Le fait que nos émissions augmentent encore est très significatif mais ce n'est peut-être plus l'essentiel car la fonte du permafrost sibérien et la baisse d'absorption du CO2 par l'océan vont produire inévitablement une accélération rapide du réchauffement peut-être même jusqu'à la libération des méthanes marins... Il ne servira plus à grand chose de vouloir réduire nos émissions (ou alors tout, tout de suite!) car, la réduction de l'absorption du CO2 par la mer va rendre dérisoires nos efforts (on n'est plus dans les mêmes ordres de grandeur) et la fonte du permafrost devrait libérer des quantités énormes de méthane. Plus rien à voir avec la production humaine, on est à une toute autre dimension, géologique, et dans un effet "boule de neige" si l'on peut dire, car plus le climat se réchauffe, plus l'effet de serre se renforce et plus la température monte ! C'est une perspective absolument terrifiante et d'autant moins impossible qu'elle semble se dérouler sous nos yeux !

The Road to Hell

Nous allons connaître l'enfer. Celui qui a vécu par le feu périra par le feu ! Enfin, ce seront plutôt nos enfants qui paieront pour leurs pères... Réussirons nous à faire de cette Terre surchauffée un paradis tropical, du moins dans les terres restées émergées ? Il ne faut pas trop rêver et il faudrait plutôt se préparer à vivre dans un monde infernal, se préparer à la catastrophe si on ne peut plus l'éviter, ce qui pourrait nous obliger à changer de front et, au lieu de se focaliser trop exclusivement sur la réduction du CO2 (avec des biocarburants qui ont des conséquences catastrophiques), prendre à bras le corps l'adaptation de nos sociétés au changement climatique. C'est un changement de cap risqué, d'autant que ceux qui prônent cette position, comme Bjorn Lomborg, le font avec l'illusion que tout pourrait continuer comme avant, en prenant pour argent comptant les valeurs les plus faibles des prévisions, et en ignorant systématiquement les signaux d'alerte majeure ! Si la température devait grimper "en moyenne" de plus de 6° sur toute la planète, maximum envisagé par les modèles, cela voudrait dire pourtant que sur les terres, les températures extrêmes vont monter bien au-delà, sans parler d'un emballement bien supérieur tel qu'on est bien obligé de l'envisager désormais et comme il y en a eu plusieurs par le passé, à l'origine de grandes extinctions de masse (et si ça s'est produit, le même cercle vicieux peut se reproduire, sans rien qui l'arrête apparemment) !
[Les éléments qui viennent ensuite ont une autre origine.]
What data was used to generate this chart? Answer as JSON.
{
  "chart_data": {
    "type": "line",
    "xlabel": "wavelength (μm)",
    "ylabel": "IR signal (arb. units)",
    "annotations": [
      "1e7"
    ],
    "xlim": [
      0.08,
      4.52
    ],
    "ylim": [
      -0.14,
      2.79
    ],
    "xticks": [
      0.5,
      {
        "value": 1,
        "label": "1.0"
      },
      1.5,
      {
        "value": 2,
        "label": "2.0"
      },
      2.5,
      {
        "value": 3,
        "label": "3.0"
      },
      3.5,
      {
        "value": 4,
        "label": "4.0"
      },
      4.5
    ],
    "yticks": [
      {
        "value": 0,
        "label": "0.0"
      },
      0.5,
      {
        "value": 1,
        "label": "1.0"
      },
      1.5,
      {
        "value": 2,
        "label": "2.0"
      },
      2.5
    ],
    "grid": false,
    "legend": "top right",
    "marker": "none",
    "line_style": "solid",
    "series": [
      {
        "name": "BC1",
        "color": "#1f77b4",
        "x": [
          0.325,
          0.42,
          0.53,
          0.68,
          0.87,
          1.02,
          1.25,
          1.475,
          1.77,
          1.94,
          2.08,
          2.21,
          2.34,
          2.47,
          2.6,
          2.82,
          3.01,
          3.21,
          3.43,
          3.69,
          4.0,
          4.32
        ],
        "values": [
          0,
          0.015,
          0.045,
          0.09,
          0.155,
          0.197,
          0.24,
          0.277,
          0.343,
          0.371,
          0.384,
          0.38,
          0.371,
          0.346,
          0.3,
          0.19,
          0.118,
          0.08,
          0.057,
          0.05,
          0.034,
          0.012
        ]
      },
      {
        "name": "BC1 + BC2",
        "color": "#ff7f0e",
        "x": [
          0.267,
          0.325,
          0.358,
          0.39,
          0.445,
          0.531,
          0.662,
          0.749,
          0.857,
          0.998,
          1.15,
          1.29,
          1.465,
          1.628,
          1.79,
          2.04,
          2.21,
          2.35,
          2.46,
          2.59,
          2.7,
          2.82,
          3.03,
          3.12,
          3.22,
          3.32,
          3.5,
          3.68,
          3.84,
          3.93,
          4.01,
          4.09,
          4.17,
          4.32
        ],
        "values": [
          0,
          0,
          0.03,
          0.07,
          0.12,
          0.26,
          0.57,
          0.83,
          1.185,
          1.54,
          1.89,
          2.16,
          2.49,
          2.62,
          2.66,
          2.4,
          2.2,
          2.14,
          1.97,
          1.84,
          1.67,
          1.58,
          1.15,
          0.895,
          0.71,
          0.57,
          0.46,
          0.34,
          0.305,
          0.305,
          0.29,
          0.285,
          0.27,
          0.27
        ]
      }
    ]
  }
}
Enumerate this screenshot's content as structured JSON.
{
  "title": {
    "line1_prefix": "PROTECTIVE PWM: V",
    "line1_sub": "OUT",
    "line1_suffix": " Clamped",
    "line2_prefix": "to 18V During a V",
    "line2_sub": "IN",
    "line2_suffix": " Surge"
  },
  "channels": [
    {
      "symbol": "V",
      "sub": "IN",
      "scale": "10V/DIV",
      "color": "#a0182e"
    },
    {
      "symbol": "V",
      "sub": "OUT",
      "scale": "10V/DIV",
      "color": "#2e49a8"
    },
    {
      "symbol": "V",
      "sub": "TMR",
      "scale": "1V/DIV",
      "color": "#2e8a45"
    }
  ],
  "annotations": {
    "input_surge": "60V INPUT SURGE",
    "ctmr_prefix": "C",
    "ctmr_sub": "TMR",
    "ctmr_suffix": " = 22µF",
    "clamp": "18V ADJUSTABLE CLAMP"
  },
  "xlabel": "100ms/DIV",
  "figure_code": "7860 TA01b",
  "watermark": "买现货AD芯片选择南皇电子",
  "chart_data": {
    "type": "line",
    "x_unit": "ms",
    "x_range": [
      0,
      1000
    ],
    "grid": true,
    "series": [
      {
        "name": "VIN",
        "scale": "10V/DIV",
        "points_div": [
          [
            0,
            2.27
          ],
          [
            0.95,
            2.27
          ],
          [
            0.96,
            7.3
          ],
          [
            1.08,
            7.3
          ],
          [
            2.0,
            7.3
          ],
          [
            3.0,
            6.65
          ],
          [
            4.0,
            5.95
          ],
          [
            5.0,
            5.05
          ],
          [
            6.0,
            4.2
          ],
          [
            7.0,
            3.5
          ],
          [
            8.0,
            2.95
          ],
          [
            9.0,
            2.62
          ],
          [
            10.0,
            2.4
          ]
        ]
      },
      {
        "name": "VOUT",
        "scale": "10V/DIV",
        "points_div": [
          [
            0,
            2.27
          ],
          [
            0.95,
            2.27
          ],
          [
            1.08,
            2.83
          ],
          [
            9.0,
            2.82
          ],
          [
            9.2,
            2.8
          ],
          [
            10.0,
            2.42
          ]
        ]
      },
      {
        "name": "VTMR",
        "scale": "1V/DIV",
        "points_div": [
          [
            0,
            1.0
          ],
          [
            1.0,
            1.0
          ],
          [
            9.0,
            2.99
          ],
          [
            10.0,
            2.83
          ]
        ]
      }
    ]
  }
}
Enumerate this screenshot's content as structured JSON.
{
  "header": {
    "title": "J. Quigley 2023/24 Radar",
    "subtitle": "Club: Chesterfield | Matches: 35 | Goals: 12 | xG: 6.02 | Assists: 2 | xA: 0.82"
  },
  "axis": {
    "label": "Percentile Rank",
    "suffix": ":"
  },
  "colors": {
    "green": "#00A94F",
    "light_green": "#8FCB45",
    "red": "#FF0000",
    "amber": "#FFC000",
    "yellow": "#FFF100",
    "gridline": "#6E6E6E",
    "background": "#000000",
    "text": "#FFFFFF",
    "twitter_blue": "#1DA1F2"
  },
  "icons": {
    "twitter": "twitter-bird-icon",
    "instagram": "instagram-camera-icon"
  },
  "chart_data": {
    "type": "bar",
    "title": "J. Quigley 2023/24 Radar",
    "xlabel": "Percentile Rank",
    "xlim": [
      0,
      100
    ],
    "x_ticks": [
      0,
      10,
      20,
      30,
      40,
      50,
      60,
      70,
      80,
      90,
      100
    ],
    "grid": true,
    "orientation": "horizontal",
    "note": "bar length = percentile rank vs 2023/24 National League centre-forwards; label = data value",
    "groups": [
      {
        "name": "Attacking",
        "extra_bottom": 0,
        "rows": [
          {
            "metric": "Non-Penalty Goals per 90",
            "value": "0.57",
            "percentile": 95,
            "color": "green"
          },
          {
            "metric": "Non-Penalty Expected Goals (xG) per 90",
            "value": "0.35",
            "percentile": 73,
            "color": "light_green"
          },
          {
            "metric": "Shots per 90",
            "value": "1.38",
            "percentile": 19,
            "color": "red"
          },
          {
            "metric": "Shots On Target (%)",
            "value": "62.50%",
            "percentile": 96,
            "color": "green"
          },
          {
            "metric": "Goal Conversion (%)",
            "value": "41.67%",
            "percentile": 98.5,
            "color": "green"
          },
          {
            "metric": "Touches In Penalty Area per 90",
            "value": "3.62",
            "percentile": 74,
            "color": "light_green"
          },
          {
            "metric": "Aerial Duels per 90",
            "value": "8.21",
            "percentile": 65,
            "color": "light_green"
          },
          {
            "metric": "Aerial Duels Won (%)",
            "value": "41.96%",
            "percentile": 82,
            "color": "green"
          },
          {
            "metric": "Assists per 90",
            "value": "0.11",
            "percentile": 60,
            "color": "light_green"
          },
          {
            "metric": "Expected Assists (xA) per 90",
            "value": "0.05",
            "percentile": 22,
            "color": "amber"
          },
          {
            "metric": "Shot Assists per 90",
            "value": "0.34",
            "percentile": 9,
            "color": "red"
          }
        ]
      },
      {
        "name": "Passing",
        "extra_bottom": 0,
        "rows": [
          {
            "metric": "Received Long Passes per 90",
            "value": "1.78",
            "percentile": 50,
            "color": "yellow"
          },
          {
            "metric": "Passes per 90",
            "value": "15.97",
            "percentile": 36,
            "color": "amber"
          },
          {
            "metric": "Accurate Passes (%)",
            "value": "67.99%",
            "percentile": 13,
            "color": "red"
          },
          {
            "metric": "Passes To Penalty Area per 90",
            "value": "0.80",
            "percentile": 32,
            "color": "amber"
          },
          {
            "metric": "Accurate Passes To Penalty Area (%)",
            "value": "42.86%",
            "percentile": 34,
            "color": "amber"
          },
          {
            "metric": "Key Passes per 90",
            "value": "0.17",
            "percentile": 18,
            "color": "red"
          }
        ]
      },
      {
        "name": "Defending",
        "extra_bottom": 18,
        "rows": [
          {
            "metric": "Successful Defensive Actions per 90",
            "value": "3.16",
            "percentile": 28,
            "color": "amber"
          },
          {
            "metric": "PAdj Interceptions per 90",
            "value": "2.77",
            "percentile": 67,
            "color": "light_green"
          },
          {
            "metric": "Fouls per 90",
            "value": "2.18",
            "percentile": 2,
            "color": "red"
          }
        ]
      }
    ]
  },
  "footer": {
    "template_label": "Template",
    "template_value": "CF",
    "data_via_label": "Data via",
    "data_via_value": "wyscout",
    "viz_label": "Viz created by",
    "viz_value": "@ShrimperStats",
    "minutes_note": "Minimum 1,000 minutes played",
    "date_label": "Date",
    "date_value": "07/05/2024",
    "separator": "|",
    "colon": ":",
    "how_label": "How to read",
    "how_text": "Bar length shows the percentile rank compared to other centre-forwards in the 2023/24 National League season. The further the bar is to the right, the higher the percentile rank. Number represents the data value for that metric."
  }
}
Les échelles de temps sont très incertaines et peuvent varier d'un facteur 100, de quelques dizaines d'années à plus d'un millénaire ! Il est donc bien possible qu'on trouve des solutions pour y survivre, on a la technologie pour cela sans doute et la géoingénierie peut gagner un peu de temps en prenant d'autres risques (en voilant le soleil par du soufre ou de la poussière d'aluminium par exemple!), mais le plus problématique sera de nourrir toute la population. C'est une situation à laquelle il faut se préparer même si ce n'est pas drôle, arrêter de se conduire en gamins irresponsables. On préférerait, certes, parler de choses plus positives ou exaltantes, mais on ne peut ignorer les informations qui nous parviennent. Je dois dire que je suis comme les autres et que ça me gonfle un peu cette histoire de climat et le catastrophisme ambiant, j'espère qu'on se trompe mais ce sont les nouvelles qui ne sont pas bonnes et qu'il faut prendre en compte dans nos projections du futur. S'il y a de bonnes nouvelles il faudra en tenir compte aussi mais ce n'est tout simplement pas le cas pour l'instant.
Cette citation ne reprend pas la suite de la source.